Chroniques

On disait que la Belgique était une île...

On disait que la Belgique était une île...
29 févr. 2012 à 16:36Temps de lecture2 min
Par Paul Hermant

Et je me suis demandé comment faire pour rendre ce moment aussi exceptionnel que ce jour surnuméraire survenant tous les quatre ans ainsi que le font les Jeux Olympiques ou la Coupe du monde de football.

C’était certain : pour honorer cette incongruité du calendrier, il m’allait falloir aller chercher quelque chose qui soit aussi rare et autant remarquable. Alors bien sûr, j’ai pensé à l’Islande… Parce que là aussi, il y a quatre ans…

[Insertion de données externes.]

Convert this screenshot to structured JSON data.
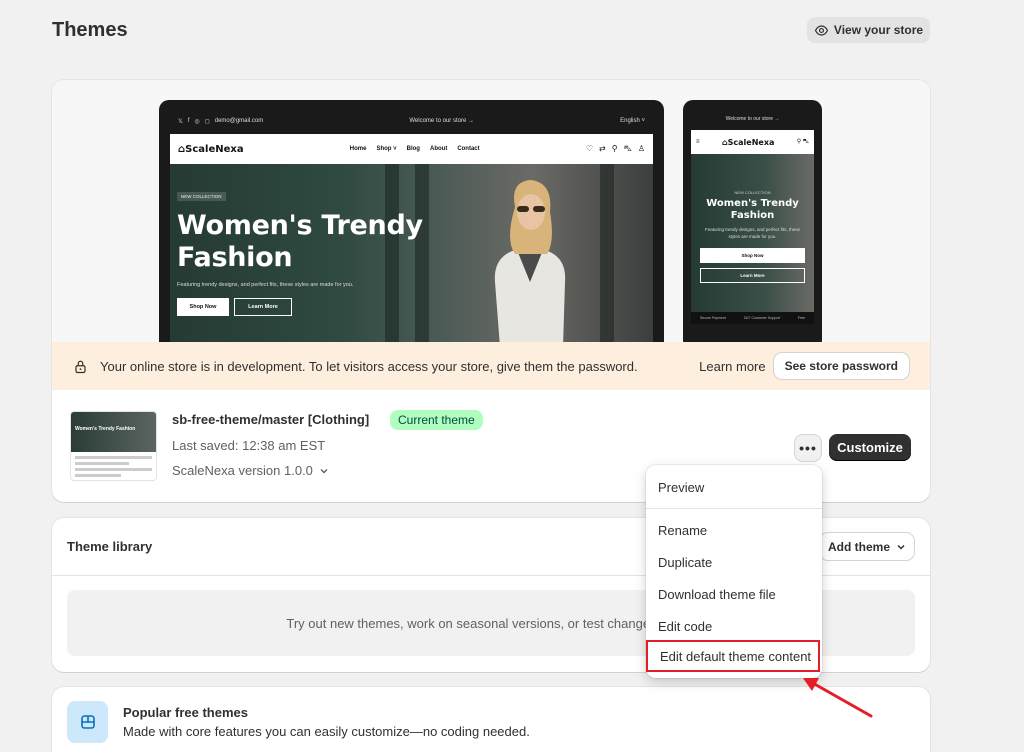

Vous vous souvenez : cette île déclarée en faillite virtuelle en 2008 et que même Mac Donald’s avait désertée ? Ce pays lui aussi surnuméraire sur la carte de l’Europe qu’il faut chaque fois aggrandir si l’on veut l’y trouver...

Eh bien, les Islandais saluent bien bas les gars qui sont en train de dépendre les enseignes de Dexia sur les façades de nos agences et leur adressent leur meilleur souvenir.

Car voilà donc que l’Islande aujourd’hui emprunte à de meilleurs taux que l’Italie, voilà que sa cote a remonté chez Fitch, voilà que son chômage baisse, voilà que l’inflation est jugulée, voilà que son système social est intouché et voilà encore que sa croissance est en hausse : 2%, presque 3 !

Vous m’en direz tant et vous irez aussi en avertir les Grecs et tant qu’à faire le murmurer aussi à la Banque Centrale Européenne qui, ce jour même, ce 29 février donc, vient d’allouer une nouvelle tranche record de 529 milliards d'euros à 800 banques de la zone euro. Les Islandais n’ont pas eu besoin de cela, ils l’ont même refusé et là réside sans doute une des clés de cette sorte de renaissance.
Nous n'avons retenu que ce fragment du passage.